The Quarrel of Oberon and Titania is an oil on canvas painting by the Scottish artist Sir Joseph Noel PatonScottish artist, antiquary, poet and sculptor. Painted in 1849, it depicts the scene from William Shakespeare’s comedy play A Midsummer Night’s Dream, when the fairy queen Titania and fairy king Oberon quarrel; Oberon was considered the King of the fairies in medieval and Renaissance literature. When exhibited in Edinburgh during 1850, it was declared the “painting of the season”.
The painting was acquired by the National Galleries of Scotland in 1897, having initially been bought by the Royal Association for Promoting the Fine Arts in Scotland during 1850. An earlier version of this painting was Paton’s diploma picture, which was submitted to the Royal Scottish Academy in 1846; they paid £700 for it.
The overall dimensions of the oil on canvas painting are 99 by 152 centimetres (39 by 60 in). Based on William Shakespeare’s comedy play A Midsummer Night’s Dream, it depicts a scene in which the fairy queen Titania and fairy king Oberon quarrel with each other. Oberon was considered the King of the fairies in medieval and Renaissance literature. The scene depicts Act II, scene i, put into an enchanting imaginary landscape when Oberon is arguing with Titania, just as nightfall descends. The setting is the couple’s woodland home outside Athens and they are surrounded by a group of fairies. According to Lewis Carroll, the author of Alice’s Adventures in Wonderland, 165 fairies are in the painting. The subject of the couple’s argument is the changeling boy, who is hiding behind Titania. A lily pond is at the front of the painting and the woodland setting is made up of leaves, flowers and aged twisted trees. Titania’s head is encircled by a group of fairies forming a bright crown of light. A statue of Pan with a set of pipes is placed to the right of the picture with several couples in a state of undress positioned beneath it. Goblins mingle with elves and imps that all cavort among the nude fairies; some other little, ugly figures are scattered throughout together with moths, beetles, spiders and snails.

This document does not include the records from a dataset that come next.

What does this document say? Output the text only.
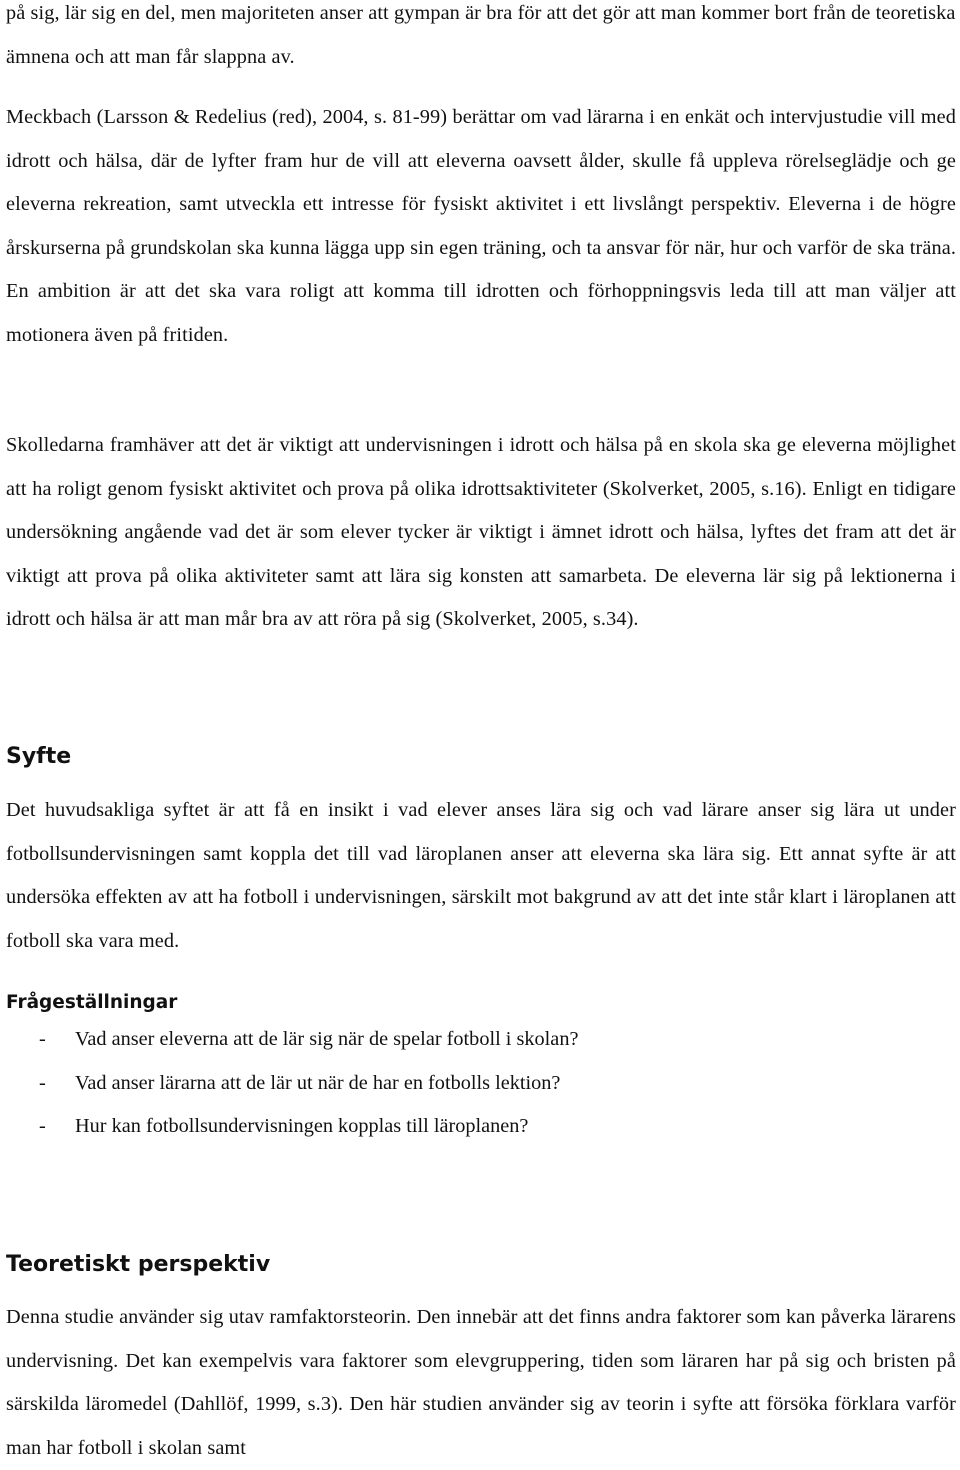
på sig, lär sig en del, men majoriteten anser att gympan är bra för att det gör att man kommer bort från de teoretiska ämnena och att man får slappna av.

Meckbach (Larsson & Redelius (red), 2004, s. 81-99) berättar om vad lärarna i en enkät och intervjustudie vill med idrott och hälsa, där de lyfter fram hur de vill att eleverna oavsett ålder, skulle få uppleva rörelseglädje och ge eleverna rekreation, samt utveckla ett intresse för fysiskt aktivitet i ett livslångt perspektiv. Eleverna i de högre årskurserna på grundskolan ska kunna lägga upp sin egen träning, och ta ansvar för när, hur och varför de ska träna.En ambition är att det ska vara roligt att komma till idrotten och förhoppningsvis leda till att man väljer att motionera även på fritiden.

Skolledarna framhäver att det är viktigt att undervisningen i idrott och hälsa på en skola ska ge eleverna möjlighet att ha roligt genom fysiskt aktivitet och prova på olika idrottsaktiviteter (Skolverket, 2005, s.16). Enligt en tidigare undersökning angående vad det är som elever tycker är viktigt i ämnet idrott och hälsa, lyftes det fram att det är viktigt att prova på olika aktiviteter samt att lära sig konsten att samarbeta. De eleverna lär sig på lektionerna i idrott och hälsa är att man mår bra av att röra på sig (Skolverket, 2005, s.34).

Syfte

Det huvudsakliga syftet är att få en insikt i vad elever anses lära sig och vad lärare anser sig lära ut under fotbollsundervisningen samt koppla det till vad läroplanen anser att eleverna ska lära sig. Ett annat syfte är att undersöka effekten av att ha fotboll i undervisningen, särskilt mot bakgrund av att det inte står klart i läroplanen att fotboll ska vara med.

Frågeställningar
-	Vad anser eleverna att de lär sig när de spelar fotboll i skolan?
-	Vad anser lärarna att de lär ut när de har en fotbolls lektion?
-	Hur kan fotbollsundervisningen kopplas till läroplanen?
Teoretiskt perspektiv

Denna studie använder sig utav ramfaktorsteorin. Den innebär att det finns andra faktorer som kan påverka lärarens undervisning. Det kan exempelvis vara faktorer som elevgruppering, tiden som läraren har på sig och bristen på särskilda läromedel (Dahllöf, 1999, s.3). Den här studien använder sig av teorin i syfte att försöka förklara varför man har fotboll i skolan samt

Paton’s earlier work in 1847, The Reconciliation of Oberon and Titania, was considered by Paton to be “related yet self-contained”.
Exhibitions and provenance
First exhibited at the Royal Scottish Academy in 1850, where it was declared to be the “painting of the season”, the picture was purchased by the Royal Association for Promoting the Fine Arts in Scotland that same year. The Quarrel was later displayed at the Paris Exhibition in 1855, being listed as “Representative of British Art”. It passed to the ownership of the National Galleries of Scotland in 1897. An earlier study of this painting was completed in 1846 and featured as Paton’s diploma picture at the Royal Scottish Academy that year. The academy purchased the earlier work for £700.
According to Richard Schindler, Associate Professor of Art at Allegheny College, the piece bears influences from the works of Henry Fuseli, an opinion shared by Carole Silver, a professor with a particular interest in the 19th-century fascination with fairies. Christopher Wood, an expert in Victorian art, described Paton’s work as being “some of the most remarkable fairy pictures”.